We are given that the maturity values are equal, so we can set up the equation:
Pf - (Pf * rf * tf) = Pj + (Pj * rj * tj)
where Pf is the principal amount of Fred's loan, rf is the annual interest rate of Fred's loan, tf is the time period in years for Fred's loan, Pj is the principal amount of Joanna's loan, rj is the annual interest rate of Joanna's loan, and tj is the time period in years for Joanna's loan.
Substituting the given values:
5616 - (5616 * 0.081 * 25) = 4095 + (4095 * 0.034 * tj)

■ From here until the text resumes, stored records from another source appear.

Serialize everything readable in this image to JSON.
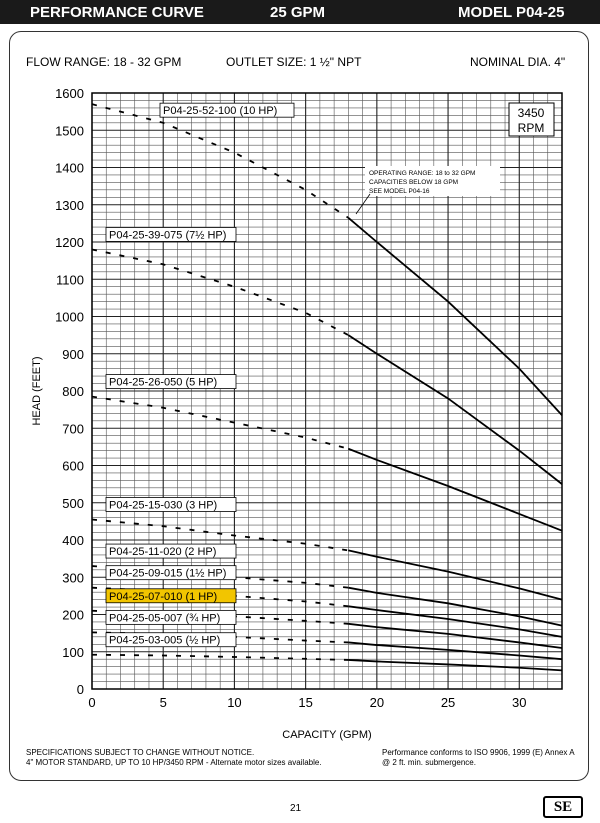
{
  "header": {
    "left": "PERFORMANCE CURVE",
    "center": "25 GPM",
    "right": "MODEL  P04-25"
  },
  "info": {
    "flow_range": "FLOW RANGE: 18 - 32 GPM",
    "outlet_size": "OUTLET SIZE: 1 ½\" NPT",
    "nominal_dia": "NOMINAL DIA. 4\""
  },
  "rpm_box": {
    "line1": "3450",
    "line2": "RPM"
  },
  "callout": {
    "line1": "OPERATING RANGE: 18 to 32 GPM",
    "line2": "CAPACITIES BELOW 18 GPM",
    "line3": "SEE MODEL  P04-16"
  },
  "footer": {
    "left1": "SPECIFICATIONS SUBJECT TO CHANGE WITHOUT NOTICE.",
    "left2": "4\" MOTOR STANDARD, UP TO 10 HP/3450 RPM - Alternate motor sizes available.",
    "right1": "Performance conforms to ISO 9906, 1999 (E) Annex A",
    "right2": "@ 2 ft. min. submergence.",
    "page": "21",
    "logo": "SE"
  },
  "chart_data": {
    "type": "line",
    "xlabel": "CAPACITY (GPM)",
    "ylabel": "HEAD (FEET)",
    "xlim": [
      0,
      33
    ],
    "ylim": [
      0,
      1600
    ],
    "x_ticks": [
      0,
      5,
      10,
      15,
      20,
      25,
      30
    ],
    "y_ticks": [
      0,
      100,
      200,
      300,
      400,
      500,
      600,
      700,
      800,
      900,
      1000,
      1100,
      1200,
      1300,
      1400,
      1500,
      1600
    ],
    "grid": true,
    "operating_range_start": 18,
    "highlight_color": "#f2c500",
    "series": [
      {
        "name": "P04-25-52-100 (10 HP)",
        "x": [
          0,
          5,
          10,
          15,
          18,
          20,
          25,
          30,
          33
        ],
        "y": [
          1570,
          1520,
          1440,
          1340,
          1265,
          1200,
          1040,
          860,
          735
        ]
      },
      {
        "name": "P04-25-39-075 (7½ HP)",
        "x": [
          0,
          5,
          10,
          15,
          18,
          20,
          25,
          30,
          33
        ],
        "y": [
          1180,
          1140,
          1080,
          1010,
          950,
          900,
          780,
          640,
          550
        ]
      },
      {
        "name": "P04-25-26-050 (5 HP)",
        "x": [
          0,
          5,
          10,
          15,
          18,
          20,
          25,
          30,
          33
        ],
        "y": [
          785,
          755,
          715,
          675,
          645,
          615,
          545,
          470,
          425
        ]
      },
      {
        "name": "P04-25-15-030 (3 HP)",
        "x": [
          0,
          5,
          10,
          15,
          18,
          20,
          25,
          30,
          33
        ],
        "y": [
          455,
          437,
          412,
          390,
          372,
          355,
          315,
          270,
          240
        ]
      },
      {
        "name": "P04-25-11-020 (2 HP)",
        "x": [
          0,
          5,
          10,
          15,
          18,
          20,
          25,
          30,
          33
        ],
        "y": [
          330,
          318,
          300,
          285,
          272,
          258,
          230,
          195,
          170
        ]
      },
      {
        "name": "P04-25-09-015 (1½ HP)",
        "x": [
          0,
          5,
          10,
          15,
          18,
          20,
          25,
          30,
          33
        ],
        "y": [
          272,
          263,
          250,
          235,
          222,
          212,
          188,
          160,
          140
        ]
      },
      {
        "name": "P04-25-07-010 (1 HP)",
        "x": [
          0,
          5,
          10,
          15,
          18,
          20,
          25,
          30,
          33
        ],
        "y": [
          210,
          204,
          195,
          183,
          175,
          166,
          148,
          125,
          110
        ]
      },
      {
        "name": "P04-25-05-007 (¾ HP)",
        "x": [
          0,
          5,
          10,
          15,
          18,
          20,
          25,
          30,
          33
        ],
        "y": [
          152,
          148,
          140,
          130,
          125,
          118,
          105,
          90,
          80
        ]
      },
      {
        "name": "P04-25-03-005 (½ HP)",
        "x": [
          0,
          5,
          10,
          15,
          18,
          20,
          25,
          30,
          33
        ],
        "y": [
          92,
          90,
          86,
          81,
          78,
          74,
          66,
          57,
          50
        ]
      }
    ],
    "highlighted_series": "P04-25-07-010 (1 HP)"
  }
}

Calculating the left side:
5616 - (4544.16)= 4095 + (139.17 * tj)
Simplifying:
1071.84 = 4095 + (139.17 * tj)
Now, we can solve for tj:
1071.84 - 4095 = 139.17 * tj
-3023.16 = 139.17 * tj
Dividing both sides by 139.17:
tj = -3023.16 / 139.17
tj ≈ -21.73
The negative value for tj doesn't make sense in this context. It indicates that Joanna's loan term is not a valid positive number of months. Please double-check the given information or calculations to ensure accuracy.